A proposed Bill has been introduced at the Scottish Parliament to limit pre-release access (PRA) to official statistics.

The convener of Holyrood's Economy Committee argued ministers seeing information up to five days before it is made public "enables them to provide a positive slant before anyone else can respond".

Gordon Lindhurst said statistics should be available "on an equal and not a privileged basis".

He said both the Office for National Statistics and Bank of England have abolished the practice and urged the Scottish Government to follow suit for some statistics.

"It puts ministers, whichever party is in power, in a privileged position - that it allows the figures to be framed in a particular way, or even to be spun," Mr Lindhurst said.

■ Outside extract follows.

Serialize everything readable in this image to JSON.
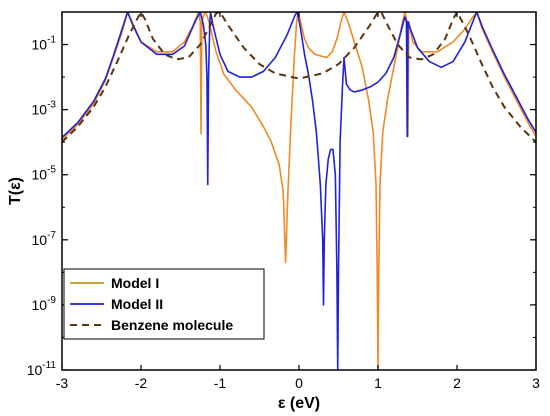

Speaking on behalf of the Scottish Government, Kate Forbes claimed PRA did not give ministers an advantage but rather allowed them to respond to new information "with depth and with accuracy".

Mr Lindhurst explained the proposed Bill would remove PRA for retail sales figures and GDP statistics - in line with the rest of the UK - and reduce the time period from five days to one for certain other statistics.

He also cited the Royal Statistical Society's evidence to the committee, which said "Scotland is very much an anomaly relative to almost the whole developed world", in relation to PRA.

Ms Forbes insisted the Scottish Government handles data ethically and "continues to put that principle at the forefront of our work".

She said: "One of the first myths I want to dispel is the idea that pre-release access to, for example GDP statistics, gives Scottish ministers a first-mover advantage.

"There is nothing inappropriate about pre-release access to official statistics. "It is in line with legislation, people receive early access if the person responsible for producing the statistics considers it necessary and legitimate.

"We believe that those in authority, or those with responsibility for a policy area that is of national importance, can talk about the new information with depth and with accuracy when they are asked to do so when those statistics are published."

Labour MSP Rhoda Grant said her party backed the committee's proposed Bill. "It's clear pre-release access puts the Government in a position to spin the statistics to their best advantage," she said.

"That can cause confusion and undermines trust in the whole system." Green MSP Andy Wightman said successive SNP ministers had "stuck their head in the sand" and refused to deal with the issue.

He added: "The committee's proposal does not even go as far as the recommendations of experts, it doesn't go as far as the committee's recommendations.

"This is such a modest proposal no member, let alone a Government minister, should have any difficulty supporting it if you believe in good governance and transparency."